New car sales are predicted to grow 2.7% in 2013 with new car registrations reaching 2.1 million.
This increase will be driven by continued growth in he private sector as well as recovery in fleet registrations which started to pick up in the last few months of 2012, according to Trader Media Group.
However, for growth over the next few years to be consistent the economy needs to recover and GDP needs to settle above the 2% mark before new car registrations could return to pre-recession levels of more than 2.4 million units.
The unknown this year is the uncertainty over the performance of sterling against the Euro and the impact this has on overall attractiveness of the UK market to vehicle manufacturers and how competitive they can be with prices in the UK relative to Europe.
Tim Peake, group strategy director, Trader Media Group, said: "Last year the UK new car market hit our expectations of growth, driven by consumers looking for more fuel efficient, newer cars with 67% of our consumers saying that motoring costs were their number one priority.
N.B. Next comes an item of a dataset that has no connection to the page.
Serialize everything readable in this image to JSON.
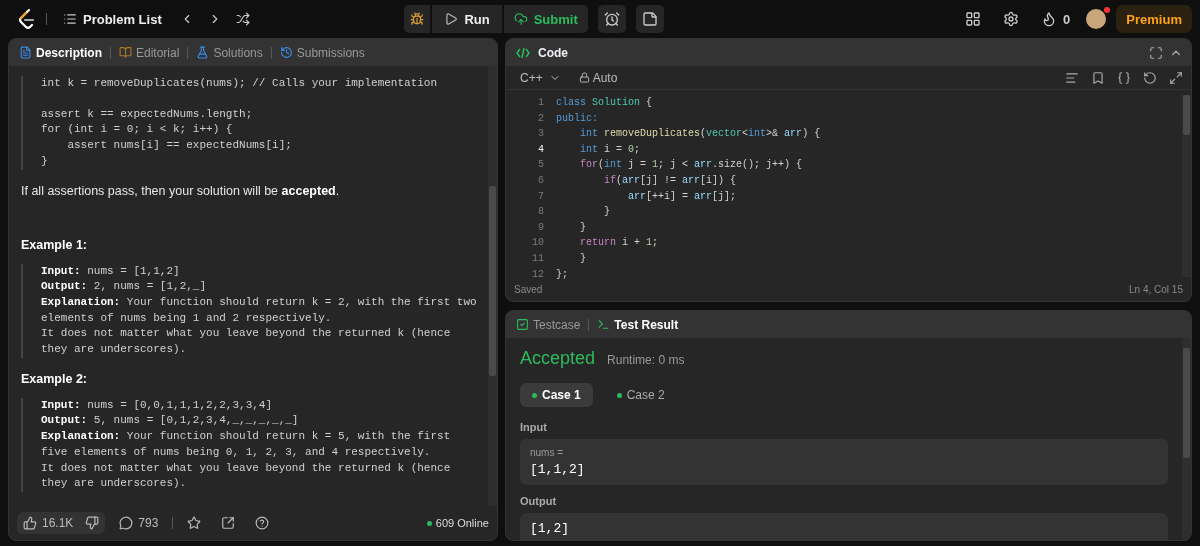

"So perversely the reduction in economic output is leading to a segment of consumers looking to reduce overall costs, resulting in private registrations being up by 13% year-on-year.
"We believe therefore that new car registrations were not driven by pre-registrations but by true consumer demand and that this demand will continue to flow through into 2013, albeit at a slightly slower pace of growth given consumers’ ongoing need to reduce monthly costs.
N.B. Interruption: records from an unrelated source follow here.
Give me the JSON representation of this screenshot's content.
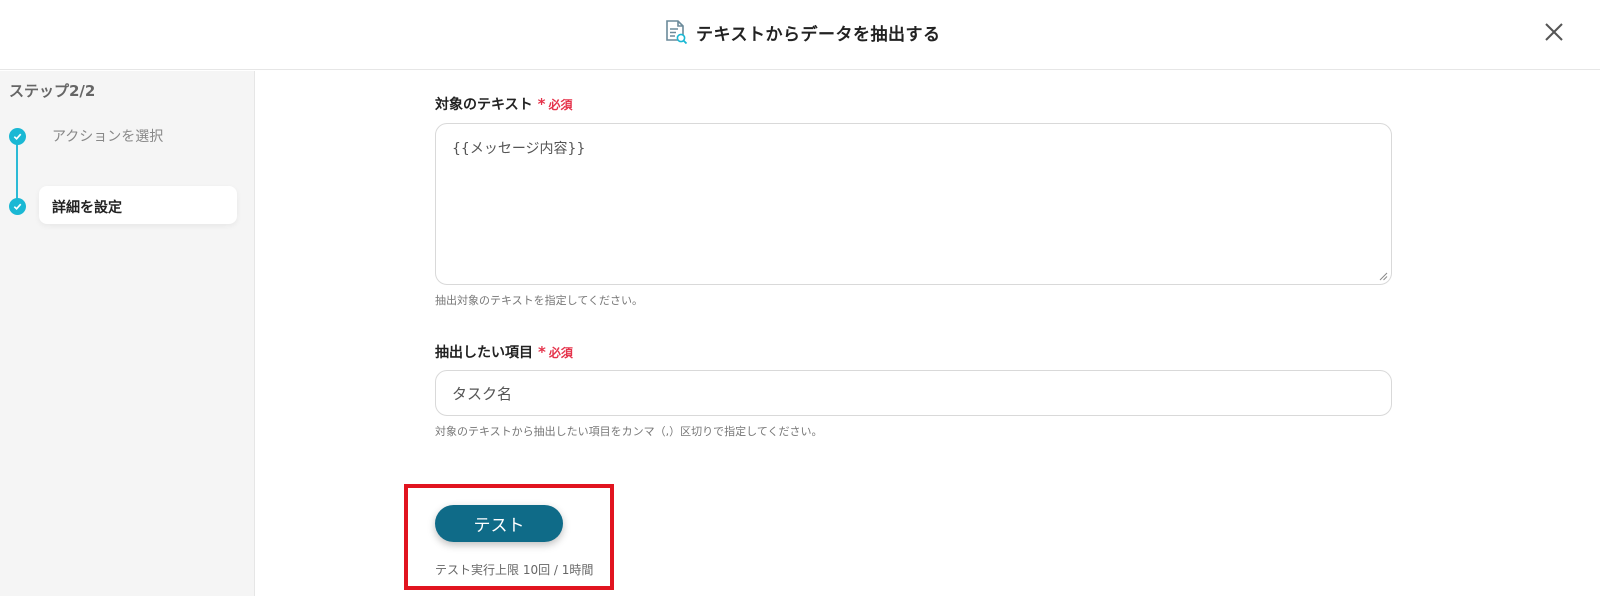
{
  "header": {
    "title": "テキストからデータを抽出する",
    "icon": "document-search-icon",
    "close_icon": "close-icon"
  },
  "sidebar": {
    "step_title": "ステップ2/2",
    "steps": [
      {
        "label": "アクションを選択",
        "status": "completed"
      },
      {
        "label": "詳細を設定",
        "status": "active"
      }
    ]
  },
  "form": {
    "required_label": "必須",
    "target_text": {
      "label": "対象のテキスト",
      "value": "{{メッセージ内容}}",
      "help": "抽出対象のテキストを指定してください。"
    },
    "extract_items": {
      "label": "抽出したい項目",
      "value": "タスク名",
      "help": "対象のテキストから抽出したい項目をカンマ（,）区切りで指定してください。"
    }
  },
  "test": {
    "button_label": "テスト",
    "limit_text": "テスト実行上限 10回 / 1時間"
  },
  "colors": {
    "accent": "#1ab8d4",
    "button": "#0f6b88",
    "required": "#e5334b",
    "highlight": "#e1141f"
  }
}
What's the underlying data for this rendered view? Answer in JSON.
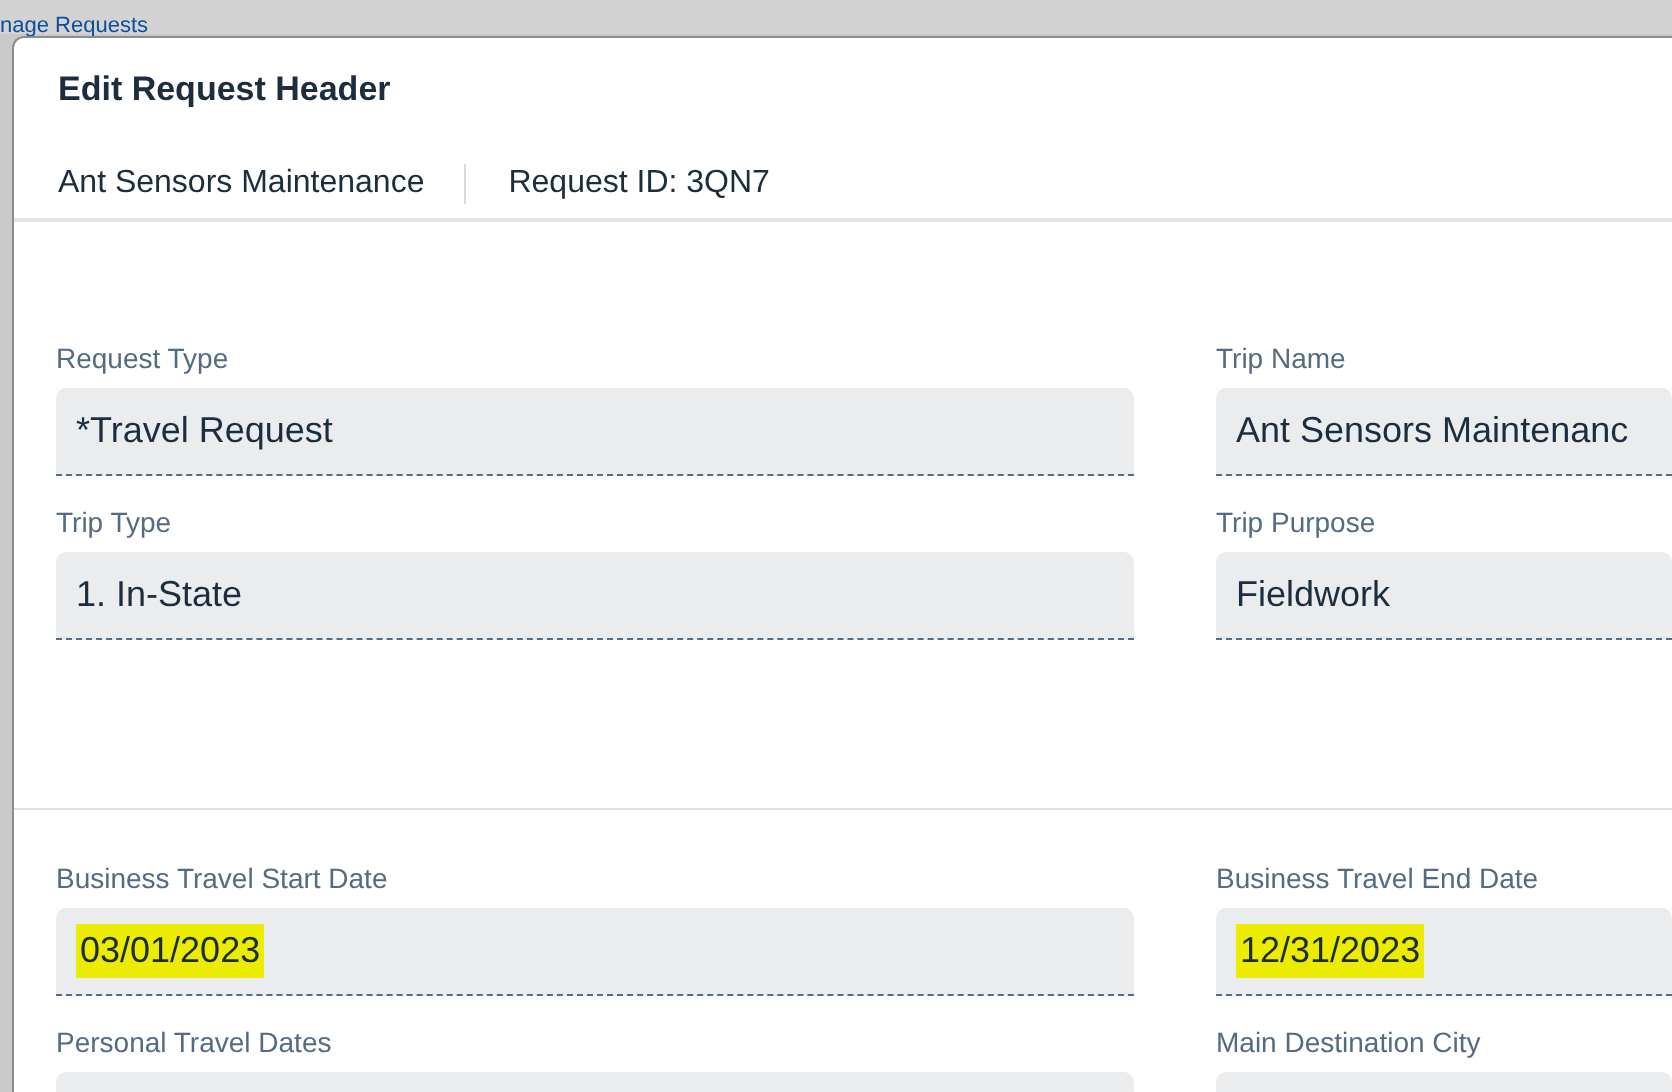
{
  "background": {
    "link": "nage Requests"
  },
  "dialog": {
    "title": "Edit Request Header",
    "subtitle": {
      "trip": "Ant Sensors Maintenance",
      "request_id": "Request ID: 3QN7"
    }
  },
  "sections": [
    {
      "fields": [
        {
          "label": "Request Type",
          "value": "*Travel Request",
          "highlighted": false
        },
        {
          "label": "Trip Name",
          "value": "Ant Sensors Maintenanc",
          "highlighted": false
        },
        {
          "label": "Trip Type",
          "value": "1. In-State",
          "highlighted": false
        },
        {
          "label": "Trip Purpose",
          "value": "Fieldwork",
          "highlighted": false
        }
      ]
    },
    {
      "fields": [
        {
          "label": "Business Travel Start Date",
          "value": "03/01/2023",
          "highlighted": true
        },
        {
          "label": "Business Travel End Date",
          "value": "12/31/2023",
          "highlighted": true
        },
        {
          "label": "Personal Travel Dates",
          "highlighted": false
        },
        {
          "label": "Main Destination City",
          "highlighted": false
        }
      ]
    }
  ]
}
"The other important focus should be on the new and used car total market value. Volume and price improvement seen in 2012 will continue into 2013, therefore leading to the value of the market getting back to pre-recession levels."
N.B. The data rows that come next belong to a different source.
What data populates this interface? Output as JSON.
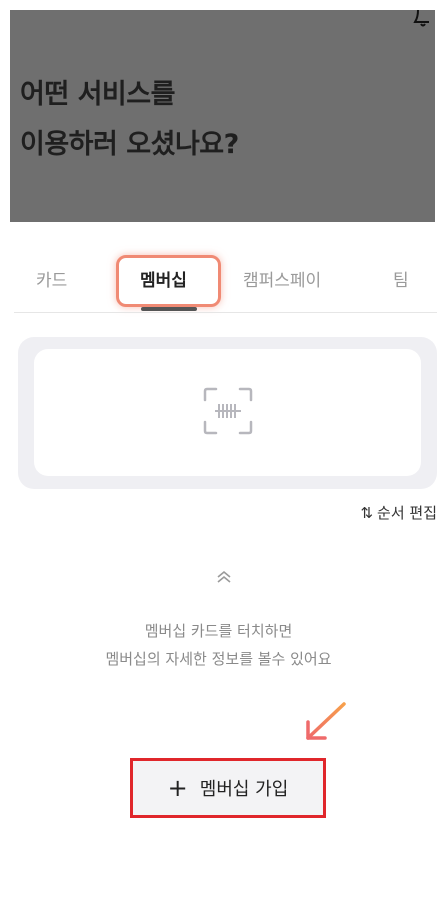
{
  "header": {
    "title_line1": "어떤 서비스를",
    "title_line2": "이용하러 오셨나요?"
  },
  "tabs": [
    {
      "label": "카드",
      "active": false
    },
    {
      "label": "멤버십",
      "active": true
    },
    {
      "label": "캠퍼스페이",
      "active": false
    },
    {
      "label": "팀",
      "active": false
    }
  ],
  "card": {
    "icon": "barcode-scan-icon"
  },
  "reorder": {
    "label": "순서 편집",
    "icon": "sort-arrows-icon"
  },
  "hint": {
    "line1": "멤버십 카드를 터치하면",
    "line2": "멤버십의 자세한 정보를 볼수 있어요"
  },
  "join_button": {
    "label": "멤버십 가입",
    "icon": "plus-icon"
  },
  "colors": {
    "header_bg": "#6f6f6f",
    "highlight_tab": "#f08a74",
    "highlight_button": "#e0262b",
    "arrow_gradient_start": "#f7a04b",
    "arrow_gradient_end": "#ef6a6a"
  }
}
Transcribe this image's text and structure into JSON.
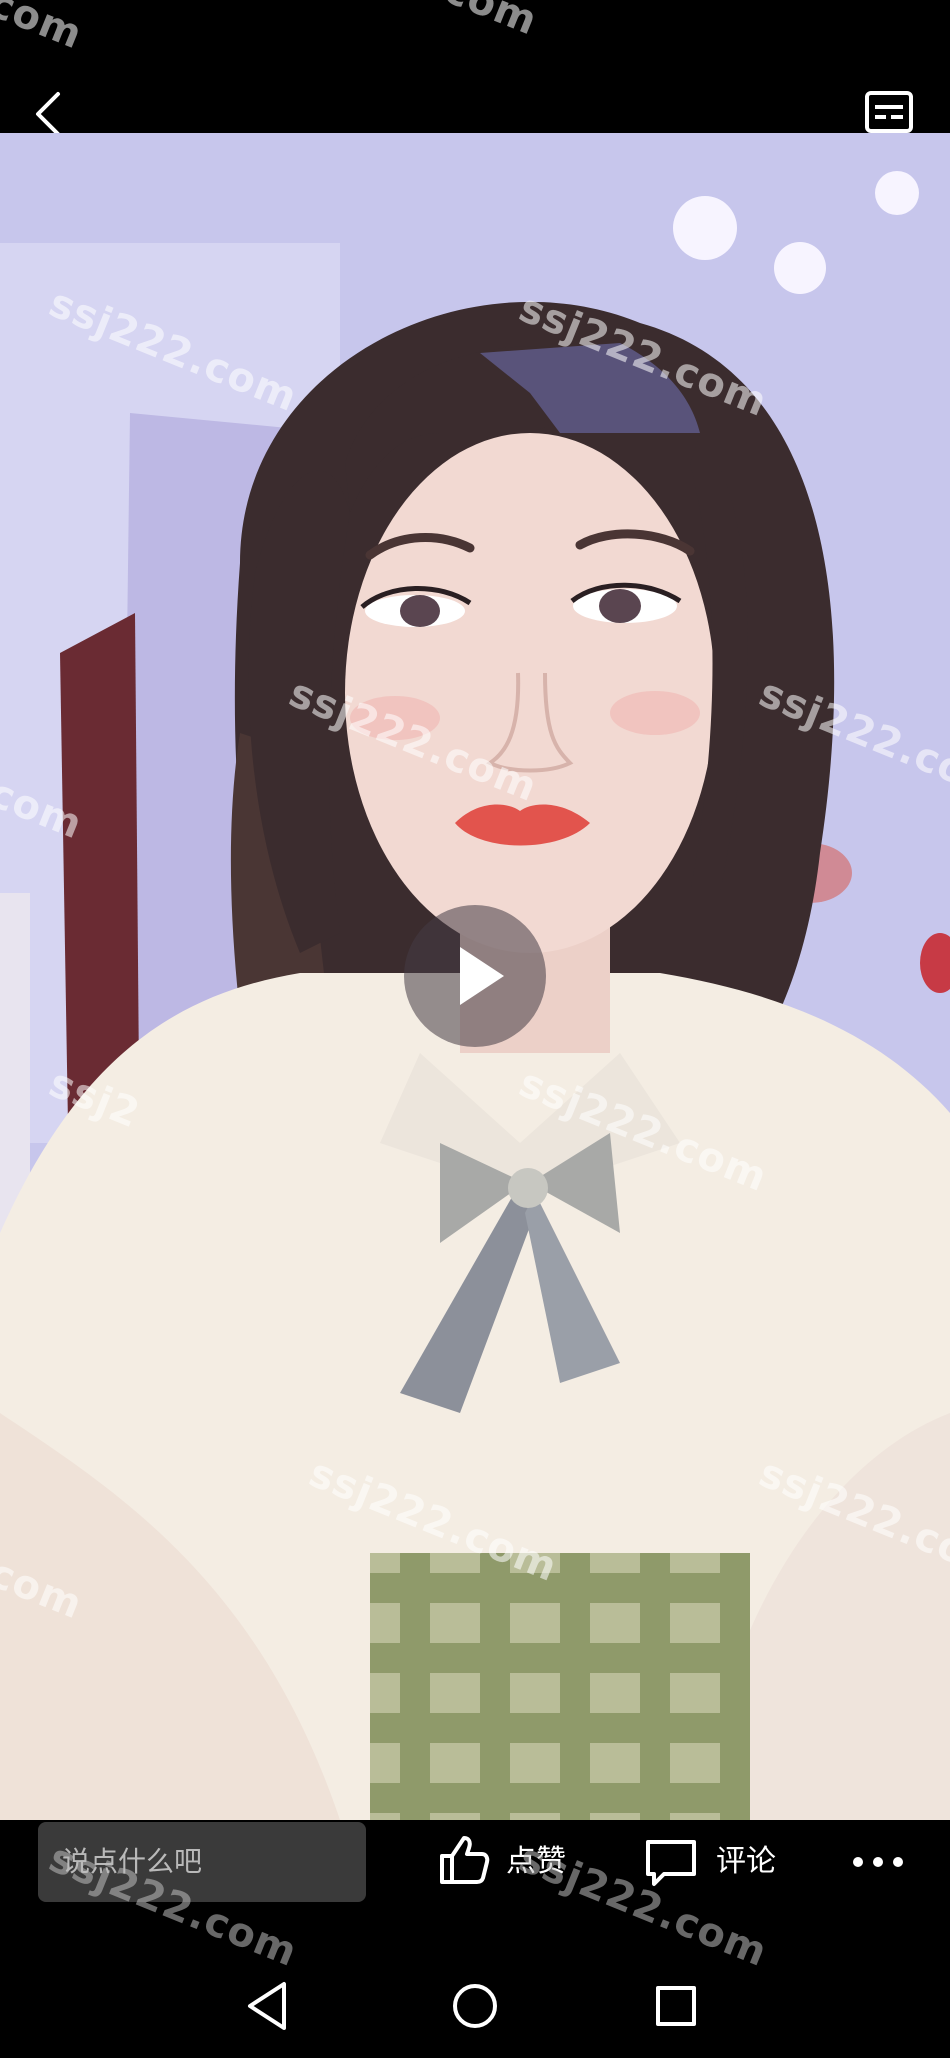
{
  "topbar": {
    "back_icon": "chevron-left-icon",
    "subtitle_icon": "subtitles-icon"
  },
  "video": {
    "play_icon": "play-icon",
    "colors": {
      "background_top": "#bfc0e8",
      "background_bottom": "#e2d9d5",
      "hair": "#3b2c2e",
      "skin": "#f0d7d0",
      "shirt": "#f4ede3",
      "skirt_check": "#9aa57a"
    }
  },
  "watermarks": [
    "ssj222.com",
    "ssj222.com",
    "ssj222.com",
    "ssj222.com",
    "ssj222.com",
    "ssj222.com",
    "ssj222.com",
    "ssj222.com",
    "ssj222.com",
    "ssj222.com",
    ".com",
    ".com",
    "com",
    "com",
    "com",
    "ssj2"
  ],
  "actionbar": {
    "comment_placeholder": "说点什么吧",
    "like_label": "点赞",
    "comment_label": "评论",
    "like_icon": "thumbs-up-icon",
    "comment_icon": "speech-bubble-icon",
    "more_icon": "more-horizontal-icon"
  },
  "navbar": {
    "back_icon": "triangle-back-icon",
    "home_icon": "circle-home-icon",
    "recent_icon": "square-recents-icon"
  }
}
The recovery in new car sales is also critical for the used car market, which is suffering from reduced supply of good quality, younger stock following a depressed new car market since 2008.
In 2012 the availability of 1-3 year old stock hit a long-time low, according to Peake, making sourcing very challenging to dealers and constraining the growth of used car sales. This is expected to ease in 2013.
Marcus - 08/02/2013 14:11
"We believe therefore that new car registrations were not driven by pre-registrations but by true consumer demand" The naivety in this statement is strong. Does Mr Peake not understand that huge numbers of pre reg are registered as private. Until the manufacturers stop their ego-driven desire for market share at the expense of dealer profitability this will not change.